More recently, short-term problems are also factoring in. China suffered horrific floods earlier this month, shuttering coal mines and exacerbating the supply shortage.
Energy transition
The fossil fuel industry is quick to pin the blame for rising energy prices on climate policy or renewable energy, a disingenuous and opportunistic attempt to derail climate action.
For now, it is unclear how successful the attempt to water down climate policy in the U.S. Congress will be. In Europe, where natural gas prices are up six-fold at the Dutch gas hub TTF, there is disagreement on the way forward. Some have called for the creation of a European-wide strategic gas reserve.
But on October 13, the European Commission announced a new “toolbox” to tackle the crisis, including a suite of short-term financial aid for individual and industrial users. Notably, the toolbox did not call for a halt to the energy transition or watering down of climate policy, but it instead argued that the transition needs to go faster.
“The clean energy transition is the best insurance against price shocks in the future, and needs to be accelerated,” the document said. It called for more aggressive renewable energy deployment, as well as battery storage. With renewable energy as the cheapest option for new power generation in much of the world already, it makes little sense to funnel money into less competitive fossil fuel projects.
But high prices are rattling global leaders and clean energy investment is still too low. “There is a looming risk of more turbulence for global energy markets,” Fatih Birol, the IEA Executive Director, said in a press release promoting the agency’s new World Energy Outlook. “We are not investing enough to meet future energy needs, and the uncertainties are setting the stage for a volatile period ahead. The way to address this mismatch is clear – a major boost in clean energy investment, across all technologies and all markets. But this needs to happen quickly.”

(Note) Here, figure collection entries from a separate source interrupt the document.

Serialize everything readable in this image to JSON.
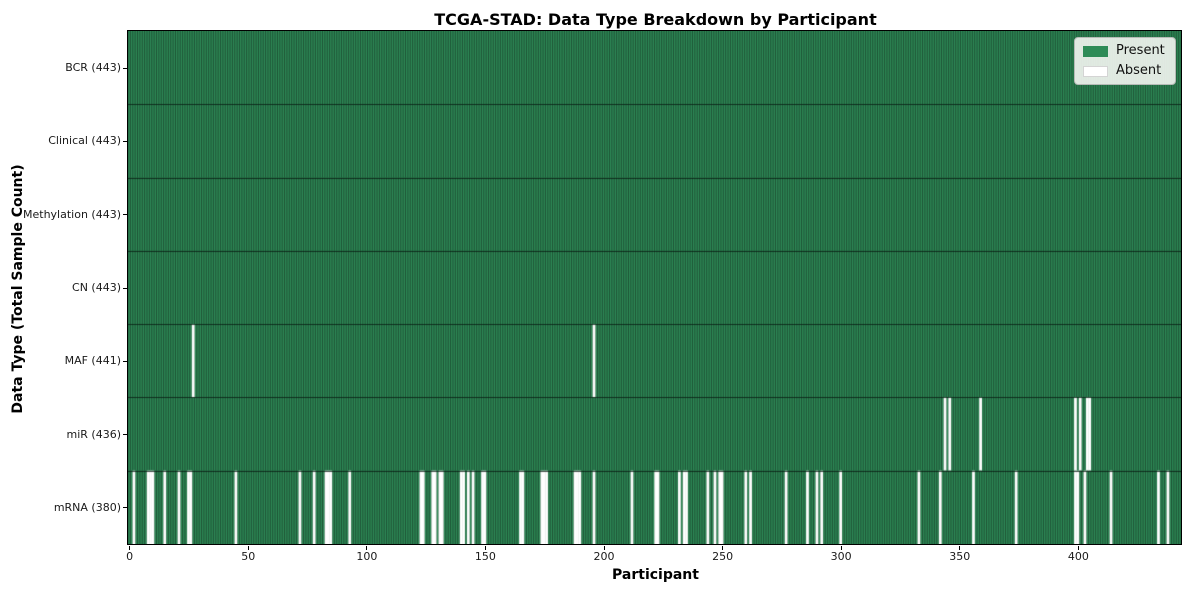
{
  "chart_data": {
    "type": "heatmap",
    "title": "TCGA-STAD: Data Type Breakdown by Participant",
    "xlabel": "Participant",
    "ylabel": "Data Type (Total Sample Count)",
    "n_participants": 443,
    "x_ticks": [
      0,
      50,
      100,
      150,
      200,
      250,
      300,
      350,
      400
    ],
    "grid": false,
    "legend_position": "upper right",
    "colors": {
      "present": "#2e8b57",
      "present_edge": "#1e5235",
      "absent": "#ffffff",
      "separator": "rgba(8,24,16,0.75)",
      "tick": "#000000"
    },
    "rows": [
      {
        "name": "BCR",
        "label": "BCR (443)",
        "total": 443,
        "absent": []
      },
      {
        "name": "Clinical",
        "label": "Clinical (443)",
        "total": 443,
        "absent": []
      },
      {
        "name": "Methylation",
        "label": "Methylation (443)",
        "total": 443,
        "absent": []
      },
      {
        "name": "CN",
        "label": "CN (443)",
        "total": 443,
        "absent": []
      },
      {
        "name": "MAF",
        "label": "MAF (441)",
        "total": 441,
        "absent": [
          27,
          196
        ]
      },
      {
        "name": "miR",
        "label": "miR (436)",
        "total": 436,
        "absent": [
          344,
          346,
          359,
          399,
          401,
          404,
          405
        ]
      },
      {
        "name": "mRNA",
        "label": "mRNA (380)",
        "total": 380,
        "absent": [
          2,
          8,
          9,
          10,
          15,
          21,
          25,
          26,
          45,
          72,
          78,
          83,
          84,
          85,
          93,
          123,
          124,
          128,
          129,
          131,
          132,
          140,
          141,
          143,
          145,
          149,
          150,
          165,
          166,
          174,
          175,
          176,
          188,
          189,
          190,
          196,
          212,
          222,
          223,
          232,
          234,
          235,
          244,
          247,
          249,
          250,
          260,
          262,
          277,
          286,
          290,
          292,
          300,
          333,
          342,
          356,
          374,
          399,
          400,
          403,
          414,
          434,
          438
        ]
      }
    ],
    "legend": [
      {
        "label": "Present",
        "color": "#2e8b57"
      },
      {
        "label": "Absent",
        "color": "#ffffff"
      }
    ]
  }
}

However, the spike in energy prices does present problems for the energy transition. High prices and all-out efforts to squeeze more electricity out of coal, gas and even oil-fired power plants to tamp down the current crisis presents tension as the COP26 climate conference gets underway in roughly two weeks.
China Premier Li Keqiang warned on October 11 that energy security was a prerequisite for China’s energy transition, comments that seemed to suggest the country could slow down its emissions reductions.

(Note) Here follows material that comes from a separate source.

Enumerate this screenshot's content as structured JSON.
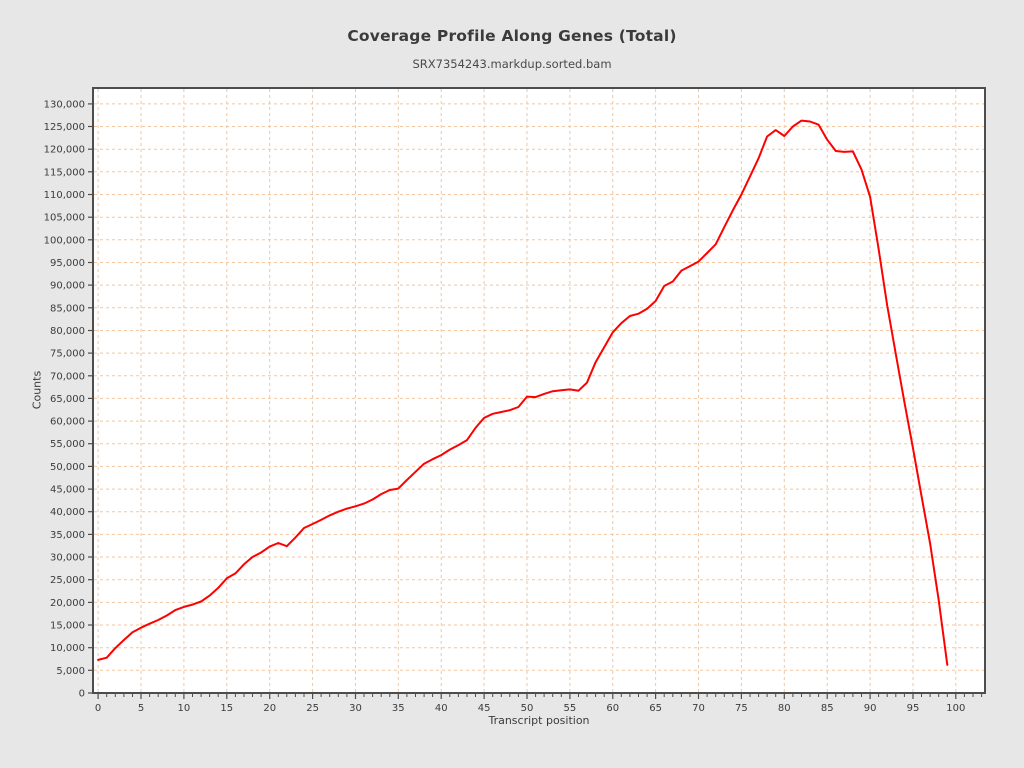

That comes as many climate negotiators and watchers are urging China to step up its ambition. “Can the world afford to have China, as already the No. 1 emitter, continuing to grow in those emissions over the next 10 years?” John Kerry, the international climate envoy for the Biden administration, said in a recent New York Times interview. “No.”
The fear is that the COP26 summit will be a big letdown as governments grow skittish at phasing out fossil fuels.
“The world’s hugely encouraging clean energy momentum is running up against the stubborn incumbency of fossil fuels in our energy systems,” the IEA’s Fatih Birol said. “Governments need to resolve this at COP26 by giving a clear and unmistakable signal that they are committed to rapidly scaling up the clean and resilient technologies of the future. The social and economic benefits of accelerating clean energy transitions are huge, and the costs of inaction are immense.”